Reader Comments From The Fray:


I covered DOE in its early days, 1977-1980, for the Wall Street Journal, and even back then I thought it should die. It has never done a good job of representing the public against the energy interests, or of representing the U.S. against OPEC. It has been lousy at promoting alternate energy sources. It has mainly functioned as a contractor (and an inept one at that) for DOD in building warheads. And it has rarely
even been competent.

But it helped my journalistic career, because I was able to get on page one with stories revealing its bungling. My favorite: when they built the Strategic Petroleum Reserve, they actually forgot to install any pumps to get the oil out! That made it decidedly less scary to OPEC.

--Walt Mossberg

(To reply, click here.)


At least one new nuclear plant is in operation. A new nuclear power plant, the Watts Bar, came on line a couple of years ago in the government owned TVA power grid.

Putting nuclear weapons work into the defense department would be disaster. I am a weapons effects physicist with nearly 40 years of experience. However well-intentioned, the management stability is not there in DOD.

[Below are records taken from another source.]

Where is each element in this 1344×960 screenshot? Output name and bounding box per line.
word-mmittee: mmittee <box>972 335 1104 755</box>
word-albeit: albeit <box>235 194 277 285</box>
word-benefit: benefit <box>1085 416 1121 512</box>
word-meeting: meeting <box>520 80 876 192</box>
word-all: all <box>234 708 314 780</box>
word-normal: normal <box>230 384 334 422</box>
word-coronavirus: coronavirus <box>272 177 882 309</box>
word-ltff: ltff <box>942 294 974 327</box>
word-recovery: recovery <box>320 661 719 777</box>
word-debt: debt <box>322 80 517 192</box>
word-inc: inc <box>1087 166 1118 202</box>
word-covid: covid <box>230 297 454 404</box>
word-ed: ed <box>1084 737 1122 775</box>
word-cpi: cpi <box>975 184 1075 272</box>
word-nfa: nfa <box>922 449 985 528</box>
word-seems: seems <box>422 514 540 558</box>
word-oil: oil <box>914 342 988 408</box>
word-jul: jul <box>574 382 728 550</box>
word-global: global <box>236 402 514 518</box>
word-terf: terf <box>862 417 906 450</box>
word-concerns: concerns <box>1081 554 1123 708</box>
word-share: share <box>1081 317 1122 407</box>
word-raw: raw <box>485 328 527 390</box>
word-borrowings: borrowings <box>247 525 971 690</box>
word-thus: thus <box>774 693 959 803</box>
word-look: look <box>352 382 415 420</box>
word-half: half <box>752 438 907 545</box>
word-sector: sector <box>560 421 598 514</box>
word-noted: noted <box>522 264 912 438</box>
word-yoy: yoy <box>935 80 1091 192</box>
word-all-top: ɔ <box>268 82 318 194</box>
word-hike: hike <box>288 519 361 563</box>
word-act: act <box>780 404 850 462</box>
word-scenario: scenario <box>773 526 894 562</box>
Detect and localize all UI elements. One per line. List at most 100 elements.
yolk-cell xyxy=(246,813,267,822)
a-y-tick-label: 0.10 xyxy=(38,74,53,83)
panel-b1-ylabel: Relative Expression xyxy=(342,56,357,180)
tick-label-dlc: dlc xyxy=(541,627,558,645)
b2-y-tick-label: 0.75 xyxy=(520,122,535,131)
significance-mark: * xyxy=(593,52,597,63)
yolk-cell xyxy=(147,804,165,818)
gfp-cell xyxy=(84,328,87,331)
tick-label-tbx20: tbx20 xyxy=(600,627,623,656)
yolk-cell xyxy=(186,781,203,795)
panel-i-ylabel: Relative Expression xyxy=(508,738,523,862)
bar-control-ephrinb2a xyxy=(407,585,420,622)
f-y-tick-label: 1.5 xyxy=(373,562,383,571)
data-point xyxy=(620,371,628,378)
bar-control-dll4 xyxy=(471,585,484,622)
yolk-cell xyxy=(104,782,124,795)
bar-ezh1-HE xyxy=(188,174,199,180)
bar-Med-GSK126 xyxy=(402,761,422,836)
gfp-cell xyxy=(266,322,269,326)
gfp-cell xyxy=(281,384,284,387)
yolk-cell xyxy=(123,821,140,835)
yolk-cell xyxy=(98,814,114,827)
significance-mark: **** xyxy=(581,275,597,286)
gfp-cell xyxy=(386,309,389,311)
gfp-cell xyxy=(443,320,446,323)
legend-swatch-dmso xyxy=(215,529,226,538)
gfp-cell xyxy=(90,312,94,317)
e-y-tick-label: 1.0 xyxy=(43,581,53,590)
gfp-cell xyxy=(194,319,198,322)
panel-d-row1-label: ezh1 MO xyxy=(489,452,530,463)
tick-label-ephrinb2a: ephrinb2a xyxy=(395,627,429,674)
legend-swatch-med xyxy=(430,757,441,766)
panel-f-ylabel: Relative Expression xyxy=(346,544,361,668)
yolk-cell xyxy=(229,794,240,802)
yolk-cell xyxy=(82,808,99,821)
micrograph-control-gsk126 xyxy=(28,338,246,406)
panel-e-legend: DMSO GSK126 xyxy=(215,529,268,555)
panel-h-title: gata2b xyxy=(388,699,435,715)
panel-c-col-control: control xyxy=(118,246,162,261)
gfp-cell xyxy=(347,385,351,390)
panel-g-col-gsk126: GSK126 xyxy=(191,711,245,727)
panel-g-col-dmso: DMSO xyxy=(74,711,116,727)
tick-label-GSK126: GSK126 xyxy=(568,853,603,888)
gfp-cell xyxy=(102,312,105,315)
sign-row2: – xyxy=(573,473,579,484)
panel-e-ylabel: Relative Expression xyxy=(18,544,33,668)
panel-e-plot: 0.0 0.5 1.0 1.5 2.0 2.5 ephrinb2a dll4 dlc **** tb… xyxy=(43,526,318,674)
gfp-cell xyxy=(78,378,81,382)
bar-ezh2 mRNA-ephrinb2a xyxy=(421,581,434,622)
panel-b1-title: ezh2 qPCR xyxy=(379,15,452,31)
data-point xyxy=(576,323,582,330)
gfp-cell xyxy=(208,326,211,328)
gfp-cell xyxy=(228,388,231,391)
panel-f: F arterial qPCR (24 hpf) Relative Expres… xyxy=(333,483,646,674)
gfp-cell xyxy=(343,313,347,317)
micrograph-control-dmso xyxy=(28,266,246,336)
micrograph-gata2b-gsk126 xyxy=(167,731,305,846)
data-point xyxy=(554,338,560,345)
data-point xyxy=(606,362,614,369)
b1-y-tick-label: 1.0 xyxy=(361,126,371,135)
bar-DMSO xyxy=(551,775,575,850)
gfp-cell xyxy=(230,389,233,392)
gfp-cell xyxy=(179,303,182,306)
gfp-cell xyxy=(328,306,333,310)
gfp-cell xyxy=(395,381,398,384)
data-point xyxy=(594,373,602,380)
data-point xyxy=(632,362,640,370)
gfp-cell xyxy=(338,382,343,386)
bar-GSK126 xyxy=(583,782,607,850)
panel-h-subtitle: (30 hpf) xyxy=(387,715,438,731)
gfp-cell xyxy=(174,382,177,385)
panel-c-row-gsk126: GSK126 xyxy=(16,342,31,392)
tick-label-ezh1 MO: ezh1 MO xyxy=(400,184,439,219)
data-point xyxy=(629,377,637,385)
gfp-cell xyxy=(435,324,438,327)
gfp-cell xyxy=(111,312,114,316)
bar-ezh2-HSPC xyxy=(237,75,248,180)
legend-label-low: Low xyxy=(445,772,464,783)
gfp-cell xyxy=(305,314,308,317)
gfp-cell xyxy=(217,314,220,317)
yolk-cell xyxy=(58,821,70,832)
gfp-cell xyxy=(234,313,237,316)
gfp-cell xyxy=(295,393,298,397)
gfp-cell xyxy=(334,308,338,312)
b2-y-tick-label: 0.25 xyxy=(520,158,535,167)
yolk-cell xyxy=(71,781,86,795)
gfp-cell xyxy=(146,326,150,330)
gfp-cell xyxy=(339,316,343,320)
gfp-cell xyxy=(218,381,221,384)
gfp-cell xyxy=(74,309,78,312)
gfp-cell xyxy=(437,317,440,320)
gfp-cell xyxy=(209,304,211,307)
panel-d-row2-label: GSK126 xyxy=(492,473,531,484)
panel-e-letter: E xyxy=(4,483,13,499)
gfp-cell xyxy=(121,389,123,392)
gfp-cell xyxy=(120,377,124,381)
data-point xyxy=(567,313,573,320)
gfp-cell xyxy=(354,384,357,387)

The "Energy" in DOE has always been a euphemism for atomic bombs and power plants for naval vessels. The incidental care and feeding of a nuclear power industry is secondary, although 20% of the electric power in the U.S. is nuclear. Who should clean up the mess left from the cold war weapon production? Where should the money be allocated? Not to the EPA I think.

--Ed Smith

(To reply, click here.)


Abolish the DOE just because the Cato Institute says so? Would you really believe anything they say without confirming it with more neutral sources? There are risks involved with abolishing certain research programs, which of course are probably of no concern to the Cato Institute. Certain topics in energy efficiency and environmental research need public funding and involvement or else they just won't get studied. Cato Institute wants to transfer control of the nuclear stockpile to the Department of Defense. There is a reason why there is civilian control of the stockpile--we came closer to nuclear war over the Cuban Missile Crisis than most people realize, because of inadequate civilian oversight. Renegotiating the cleanup agreements, prioritizing environmental restoration and focusing on containment for the weapons complexes sound great, until you realize that we were once there in the early 90's. Congress didn't like DOE's prioritization scheme, which accorded lower priorities and lesser funding to the facilities out West--they're out in the middle of nowhere and generally pose lower risks to the public. For Congressional representatives in Western states with facilities in their districts, this meant that there would not be truckloads of federal funding for cleanup rolling up to their constituents. Also, the states that are homes to those facilities may have something to say about renegotiating the cleanup agreements. Finally, if Congress was really seriously interested in managing risks cost-effectively from DOE facilities, you think it would work harder to make the constituencies understand the trade-offs involved. While it is handy to blame DOE for what it looks like today, and some of the blame may belong with the agency, we must look elsewhere for the real culprits--Congress and ourselves.

--John Lowe

(To reply, click here.)


Those who want to abolish the DOE are making technical decisions based on political prejudice. We are already at the mercy of the few giant corporations for our news, power, and most consumer items. What makes you think a greedy band of profit-obsessed corporate hard-liners will be more sensitive to our needs than those whom are more directly responsible to us? Free-market fundamentalists have caused enough problems with their silly religion of selfishness and greed.